Counting words, then, is but one step towards a larger understanding not only how many words, but which words, and in what order. Why these words and not others? And what are the relationship of these words used here to instantiate a story world, but of the actions within the story world to the human world within which they are embedded? In short, what can 150 words tell us about the relationship between words, ideas, and actions?

The great indices of the previous era of folklore scholarship took one step in this direction by attempting to map, mostly in bibliographic terms but indirectly in cartographic, the various texts that had been collected in the initial wave of the philological project. At the same time as Stith Thompson turned his great carousel to compile the Motif Index three-by-five card by three-by-five card, however, a few scholars and scientists were beginning to play with the idea of using computers, as slow and expensive as they were then, to compile statistics about texts[^cf2].

Statistics remains, for most humanists, either an enigma or an enemy. It represents, for many (and with good reason), a regime of mathematics, itself something of a mystery, which has been used too often to summarize a situation or a group of people when a more subtle form of analysis was needed. I will not, in this essay, defend its use in such contexts. Nor am I interested in defending, or capable of discussing, the larger statistical turn that so many forms of knowledge production have undertaken. I have only this, a reworking of a dite from my own childhood and perhaps yours too: just because others are doing it is not a reason for us to do it, too.

I understand very well the humanistic impulse to draw a line in the discursive stand and to cry out “the crunching of us into numbers ends here.” My suggestion here, at this metaphorical line lying before us, is that the crunching will go on and on, and it can do so either without us or with our efforts not only to humanize the crunching but also to stuff it so full of the human that it might very well turn into a new kind of science, a new kind of scholarship that will not only be interesting to others, but also to us as well.

One of the central requirements of statistics is that you must convert information — perhaps a simply little story about a treasure buried somewhere, perhaps a few dozen of such stories, or perhaps several thousand — into data. But such a transformation amount simply to assigning values, most often numbers but they need not be, to the objects that are central to the problem. The analyst defines the problem, and the analyst assigns the values. Folklore studies has already done this in the form of tale type numbers, and motif numbers, and even when we describe the process of contextualization of a particular text.

So why count words? Well, clearly one reason to do so is simply to explore texts and textuality, to satisfy our curiosity about the fundamental dimensions of human expressivity: the number of words in a text, the word clusters (or collocations) that occur within a text as well as the words that always appear in conjunction with others in particular kinds of texts (co-occurrences). A second reason to proceed in this fashion is to make it possible to discover relationships between texts that we have not yet discovered by more traditional means of study. Discovery, indeed the notion of indexing itself, are the chief reason behind so much of the effort in natural language processing, as we will discuss in a moment.
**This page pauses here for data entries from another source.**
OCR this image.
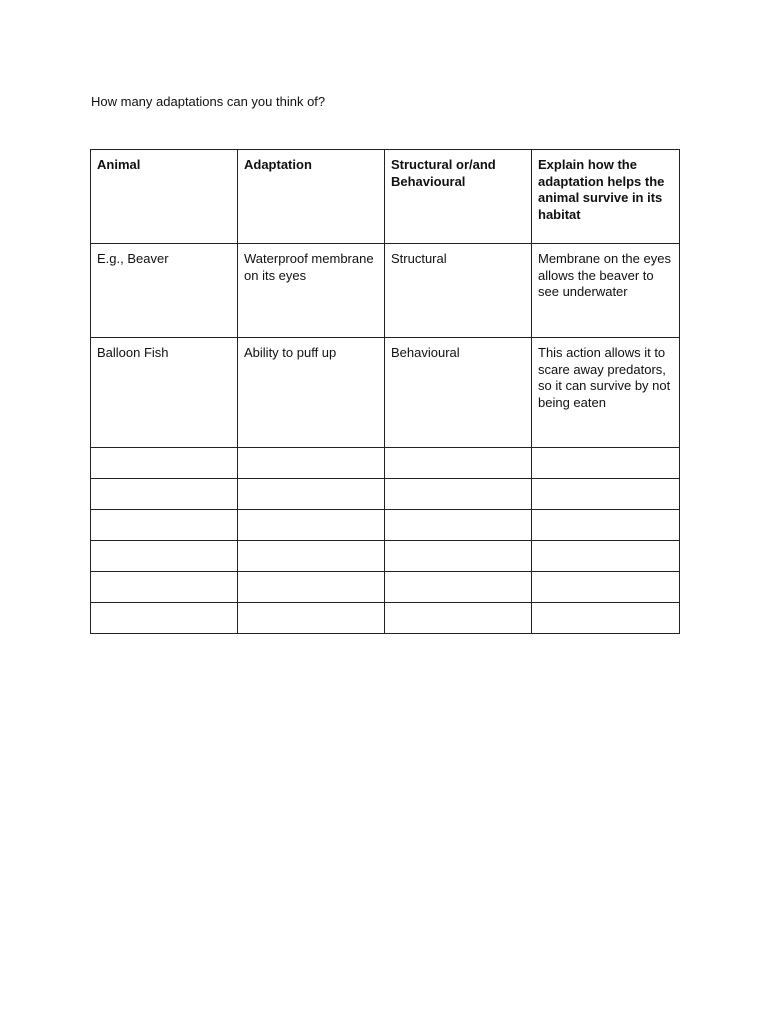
How many adaptations can you think of?

Animal	Adaptation	Structural or/and Behavioural	Explain how the adaptation helps the animal survive in its habitat
E.g., Beaver	Waterproof membrane on its eyes	Structural	Membrane on the eyes allows the beaver to see underwater
Balloon Fish	Ability to puff up	Behavioural	This action allows it to scare away predators, so it can survive by not being eaten
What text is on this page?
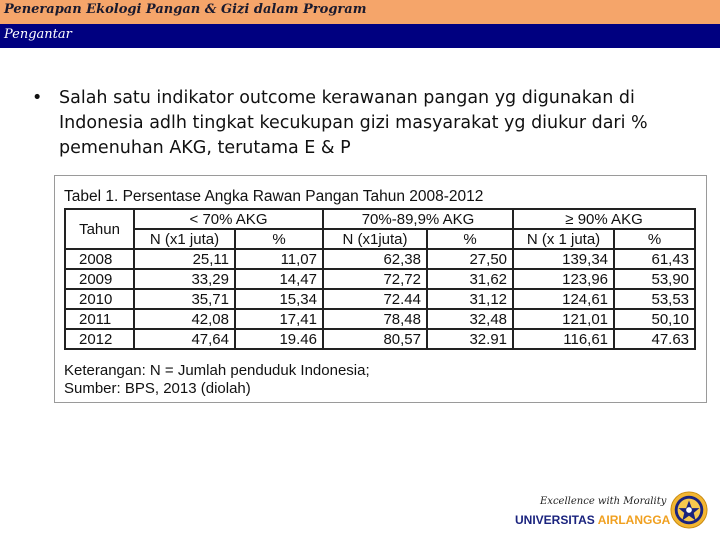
Penerapan Ekologi Pangan & Gizi dalam Program
Pengantar
• Salah satu indikator outcome kerawanan pangan yg digunakan di Indonesia adlh tingkat kecukupan gizi masyarakat yg diukur dari % pemenuhan AKG, terutama E & P
Tabel 1. Persentase Angka Rawan Pangan Tahun 2008-2012
Tahun	< 70% AKG		70%-89,9% AKG		≥ 90% AKG	
	N (x1 juta)	%	N (x1juta)	%	N (x 1 juta)	%
2008	25,11	11,07	62,38	27,50	139,34	61,43
2009	33,29	14,47	72,72	31,62	123,96	53,90
2010	35,71	15,34	72.44	31,12	124,61	53,53
2011	42,08	17,41	78,48	32,48	121,01	50,10
2012	47,64	19.46	80,57	32.91	116,61	47.63
Keterangan: N = Jumlah penduduk Indonesia;
Sumber: BPS, 2013 (diolah)
Excellence with Morality
UNIVERSITAS AIRLANGGA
The final reason is that by seeing folklore texts in a new light and seeing relationships between texts that we have not gleaned before leads to new forms of knowledge, forms that need not displace but rather refine and extend current ways of knowing.

[^cf1]: The first public presentation of this research project was at the 2013 meeting of the International Society for Contemporary Legend Research. I would like to thank that group for their incredibly generosity and hospitality.

[^cf2]: The image of Stith Thompson sitting in a building dedicated to housing a carousel forty-feet in diameter is one that I owe entirely to Henry Glassie.